Policy and Ethics for Experiments

Course note of A/B testing on Udacity: Lesson 2


Policy and Ethics for Experiments

Main principles

1. Risk

what risk is the participant undertaking? The main threshold is whether the risk exceeds that of “minimal risk”. Minimal risk is defined as the probability and magnitude of harm that a participant would encounter in normal daily life. The harm considered encompasses physical, psychological and emotional, social, and economic concerns. If the risk exceeds minimal risk, then informed consent is required.

  1. adding price information is just adding public information.
  2. these information might be incorrect, thus will be harmful. (And also they may need FDA regulation).
  3. Changing the location of the search bar may be the least risky.

2. Benefits

what benefits might result from the study? Even if the risk is minimal, how might the results help? (In most online A/B testing, the benefits are around improving the product. In other social sciences/ medicine,it will be different. ) It is important to be able to state what the benefit would be from completing the study.

3. Alternatives

what other choices do participants have? For example, if you are testing out changes to a search engine, participants always have the choice to use another search engine. The main issue is that the fewer alternatives that participants have, the more issue that there is around coercion and whether participants really have a choice in whether to participate or not, and how that balances against the risks and benefits.
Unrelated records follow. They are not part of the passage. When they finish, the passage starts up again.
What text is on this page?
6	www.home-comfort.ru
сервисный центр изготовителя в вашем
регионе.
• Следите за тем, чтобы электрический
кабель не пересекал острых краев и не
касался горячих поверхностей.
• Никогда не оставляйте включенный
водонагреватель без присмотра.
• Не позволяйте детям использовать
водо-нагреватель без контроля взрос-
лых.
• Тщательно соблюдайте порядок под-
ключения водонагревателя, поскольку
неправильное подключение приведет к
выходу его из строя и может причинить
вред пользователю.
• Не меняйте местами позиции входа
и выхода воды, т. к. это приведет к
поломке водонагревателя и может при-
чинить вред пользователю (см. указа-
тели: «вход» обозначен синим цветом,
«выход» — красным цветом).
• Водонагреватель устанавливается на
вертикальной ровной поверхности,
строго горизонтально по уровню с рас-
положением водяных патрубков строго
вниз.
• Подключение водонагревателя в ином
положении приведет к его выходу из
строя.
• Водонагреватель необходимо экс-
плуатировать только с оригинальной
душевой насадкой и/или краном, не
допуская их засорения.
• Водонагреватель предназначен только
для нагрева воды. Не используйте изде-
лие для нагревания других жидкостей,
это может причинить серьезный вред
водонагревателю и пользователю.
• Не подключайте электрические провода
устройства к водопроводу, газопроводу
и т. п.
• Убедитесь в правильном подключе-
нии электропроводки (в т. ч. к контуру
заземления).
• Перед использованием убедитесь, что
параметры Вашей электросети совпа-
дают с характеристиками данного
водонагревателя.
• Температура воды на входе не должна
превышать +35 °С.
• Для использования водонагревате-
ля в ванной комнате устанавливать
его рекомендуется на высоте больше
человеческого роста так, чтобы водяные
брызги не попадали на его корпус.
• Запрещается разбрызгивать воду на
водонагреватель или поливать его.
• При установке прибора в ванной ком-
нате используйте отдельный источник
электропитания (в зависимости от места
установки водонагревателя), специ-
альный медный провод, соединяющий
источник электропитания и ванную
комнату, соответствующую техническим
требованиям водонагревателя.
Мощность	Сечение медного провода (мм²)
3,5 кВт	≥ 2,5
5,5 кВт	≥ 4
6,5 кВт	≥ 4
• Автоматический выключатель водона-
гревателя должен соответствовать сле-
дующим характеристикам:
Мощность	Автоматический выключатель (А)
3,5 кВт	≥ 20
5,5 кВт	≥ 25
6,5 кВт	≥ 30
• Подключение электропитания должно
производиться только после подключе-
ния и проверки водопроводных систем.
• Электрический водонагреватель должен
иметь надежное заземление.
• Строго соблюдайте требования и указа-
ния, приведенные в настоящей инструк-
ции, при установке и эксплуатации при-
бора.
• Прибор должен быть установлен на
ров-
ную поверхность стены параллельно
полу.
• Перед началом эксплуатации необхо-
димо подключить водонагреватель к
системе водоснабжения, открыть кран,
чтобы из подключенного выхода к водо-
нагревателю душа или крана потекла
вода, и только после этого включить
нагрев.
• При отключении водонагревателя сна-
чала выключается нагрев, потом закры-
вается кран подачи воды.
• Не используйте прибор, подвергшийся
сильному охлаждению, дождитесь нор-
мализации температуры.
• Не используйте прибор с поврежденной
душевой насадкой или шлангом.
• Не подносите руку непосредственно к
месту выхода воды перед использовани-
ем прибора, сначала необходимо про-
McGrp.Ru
In online experiments, the issues to consider are what the other alternative services that a user might have, and what the switching costs might be, in terms of time, money, information, etc.

4. Data Sensitivity

what data is being collected, and what is the expectation of privacy and confidentiality? This last question is quite nuanced, encompassing numerous questions:

  • Do participants understand what data is being collected about them?
  • What harm would befall them should that data be made public?
  • Would they expect that data to be considered private and confidential?

Difference between pseudonymous and anonymous data

  • Identified data means that data is stored and collected with personally identifiable information: names, IDs, Phone number… also device id in many instances.
  • Anonymous data means that data is stored and collected without any personally identifiable information. This data can be considered pseudonymous if it is stored with a randomly generated id such as a cookie that gets assigned on some event, such as the first time that a user goes to an app or website and does not have such an id stored.
  • Anonymized data is identified or anonymous data that has been looked at and guaranteed in some way that the re-identification risk is low to non-existent,

  1. Public data and too granular for identification.
  2. Total number of visitors.
  3. Timestamps can lead id information and medical data is sensitive.
  4. Can also recover personal information, but game data is not sensitive.
  5. Too granular for identification
  6. Very sensitive.

Questions

  1. Are users being informed?
  2. What users identisiers are tied to the data?
  3. What type of data is being collected? - is these health or financial data be collected?
  4. What is the level of confidentiality and security? - Can anyone in the company access the data? Is the data secure with access logged?

Informed Consent

  • not required when minimal risk and data is not identified.

Summary of Principles

Our recommendation is that there should be internal reviews of all proposed studies by experts regarding the questions:

  • Are participants facing more than minimal risk?
  • Do participants understand what data is being gathered?
  • Is that data identifiable?
  • How is the data handled?

And if enough flags are raised, that an external review happen.

  1. in most cases, surveys are not sensitive when no personal information is collected. In survey, users can voluteer to choose answer or not, and can also answer dishonestly. However, it is more sensitive when users can only read the articles after doing the survey.
  2. minimal risky.
  3. presentations may confuse the users. And the data collected is sensitive, which may need to be aggregated.

Internal process

  1. Every employee who might be involved in A/B test be educated about the ethics and the protection of the participants.
  2. All data, identified or not, be stored securely, with access limited to those who need it to complete their job.
  3. You create a clear escalation path for how to handle cases where there is even possibly more than minimal risk or data sensitivity issues.

  • list of experiments: giving the information may skew the results.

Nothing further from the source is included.